Solution Approach 2:
The patent uses simulation models to create virtual copies of the perception system for testing and optimization. Configuration parameters are first determined through simulation, then transferred to the actual system, reducing the need for repeated manual testing and iteration.
3Device complexity
If multiple specialized tools are used for different configuration aspects, then comprehensiveness is improved, but device complexity increases due to manual data transfer requirements
Solution Approach 1:
The patent merges multiple specialized configuration tools into an integrated automated configuration system. The system combines sensor selection, algorithm configuration, geometric arrangement optimization, and parameter tuning into a unified automated process that eliminates manual data transfer between separate tools.
Solution Approach 2:
The system introduces an automated configuration platform that acts as an intermediary between various specialized tools and the final perception system. This intermediary automatically manages data transfer, ensures data completeness, and coordinates configuration across all components.
4Ease of manufacture
If manual configuration processes are used, then adaptability to specific applications is maintained, but engineering costs increase due to extended configuration time and manual labor
Solution Approach 1:
The system performs preliminary configuration work through automated data collection, simulation, and parameter optimization before actual system deployment.
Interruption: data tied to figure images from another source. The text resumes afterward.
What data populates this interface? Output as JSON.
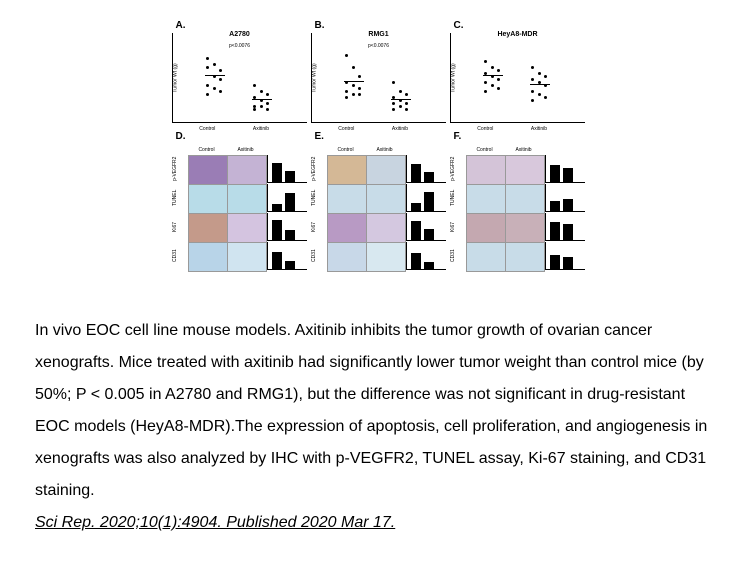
{
  "panels": [
    {
      "label": "A.",
      "title": "A2780",
      "pval": "p<0.0076",
      "ylabel": "Tumor Wt (g)",
      "groups": [
        "Control",
        "Axitinib"
      ],
      "ylim": [
        0,
        2.5
      ],
      "control_points": [
        2.1,
        1.9,
        1.7,
        1.8,
        1.5,
        1.4,
        1.2,
        1.1,
        1.0,
        0.9
      ],
      "treat_points": [
        1.2,
        1.0,
        0.9,
        0.8,
        0.7,
        0.6,
        0.5,
        0.5,
        0.4,
        0.4
      ],
      "control_mean": 1.5,
      "treat_mean": 0.7
    },
    {
      "label": "B.",
      "title": "RMG1",
      "pval": "p<0.0076",
      "ylabel": "Tumor Wt (g)",
      "groups": [
        "Control",
        "Axitinib"
      ],
      "ylim": [
        0,
        2.5
      ],
      "control_points": [
        2.2,
        1.8,
        1.5,
        1.3,
        1.2,
        1.1,
        1.0,
        0.9,
        0.9,
        0.8
      ],
      "treat_points": [
        1.3,
        1.0,
        0.9,
        0.8,
        0.7,
        0.6,
        0.6,
        0.5,
        0.4,
        0.4
      ],
      "control_mean": 1.3,
      "treat_mean": 0.7
    },
    {
      "label": "C.",
      "title": "HeyA8-MDR",
      "pval": "",
      "ylabel": "Tumor Wt (g)",
      "groups": [
        "Control",
        "Axitinib"
      ],
      "ylim": [
        0,
        2.5
      ],
      "control_points": [
        2.0,
        1.8,
        1.7,
        1.6,
        1.5,
        1.4,
        1.3,
        1.2,
        1.1,
        1.0
      ],
      "treat_points": [
        1.8,
        1.6,
        1.5,
        1.4,
        1.3,
        1.2,
        1.0,
        0.9,
        0.8,
        0.7
      ],
      "control_mean": 1.5,
      "treat_mean": 1.2
    }
  ],
  "ihc": {
    "headers": [
      "Control",
      "Axitinib"
    ],
    "row_labels": [
      "p-VEGFR2",
      "TUNEL",
      "Ki67",
      "CD31"
    ],
    "panels": [
      {
        "label": "D.",
        "colors": [
          [
            "#9a7db5",
            "#c4b3d4"
          ],
          [
            "#b8dce8",
            "#b8dce8"
          ],
          [
            "#c49a8a",
            "#d4c4e0"
          ],
          [
            "#b8d4e8",
            "#d0e4f0"
          ]
        ],
        "bars": [
          [
            80,
            45
          ],
          [
            30,
            75
          ],
          [
            85,
            40
          ],
          [
            70,
            35
          ]
        ]
      },
      {
        "label": "E.",
        "colors": [
          [
            "#d4b896",
            "#c8d4e0"
          ],
          [
            "#c8dce8",
            "#c8dce8"
          ],
          [
            "#b89ac4",
            "#d4c8e0"
          ],
          [
            "#c8d8e8",
            "#d8e8f0"
          ]
        ],
        "bars": [
          [
            75,
            40
          ],
          [
            35,
            80
          ],
          [
            80,
            45
          ],
          [
            65,
            30
          ]
        ]
      },
      {
        "label": "F.",
        "colors": [
          [
            "#d4c4d8",
            "#d8c8dc"
          ],
          [
            "#c8dce8",
            "#c8dce8"
          ],
          [
            "#c4a8b0",
            "#c8b0b8"
          ],
          [
            "#c8dce8",
            "#c8dce8"
          ]
        ],
        "bars": [
          [
            70,
            60
          ],
          [
            40,
            50
          ],
          [
            75,
            65
          ],
          [
            60,
            50
          ]
        ]
      }
    ]
  },
  "caption": {
    "text": "In vivo EOC cell line mouse models. Axitinib inhibits the tumor growth of ovarian cancer xenografts. Mice treated with axitinib had significantly lower tumor weight than control mice (by 50%; P < 0.005 in A2780 and RMG1), but the difference was not significant in drug-resistant EOC models (HeyA8-MDR).The expression of apoptosis, cell proliferation, and angiogenesis in xenografts was also analyzed by IHC with p-VEGFR2, TUNEL assay, Ki-67 staining, and CD31 staining.",
    "citation": "Sci Rep. 2020;10(1):4904. Published 2020 Mar 17. "
  },
  "style": {
    "dot_color": "#000000",
    "bar_color": "#000000",
    "figure_width": 480
  }
}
By pre-determining optimal configurations through computation rather than manual trial-and-error, engineering costs are reduced while maintaining application-specific adaptability.
Data Source
Figure 1~3
AI summary
The present invention relates to a method for configuring an automation system (20). The automation system (20) comprises at least one sensor (22) and a data processing device (21) as components. In the method, a quality metric of at least one of the components (21, 22) of the automation system (20) is automatically determined based on a simulation of the automation system (20) and on reference information. Depending on the quality metric, a configuration of the components (21, 22) is determined.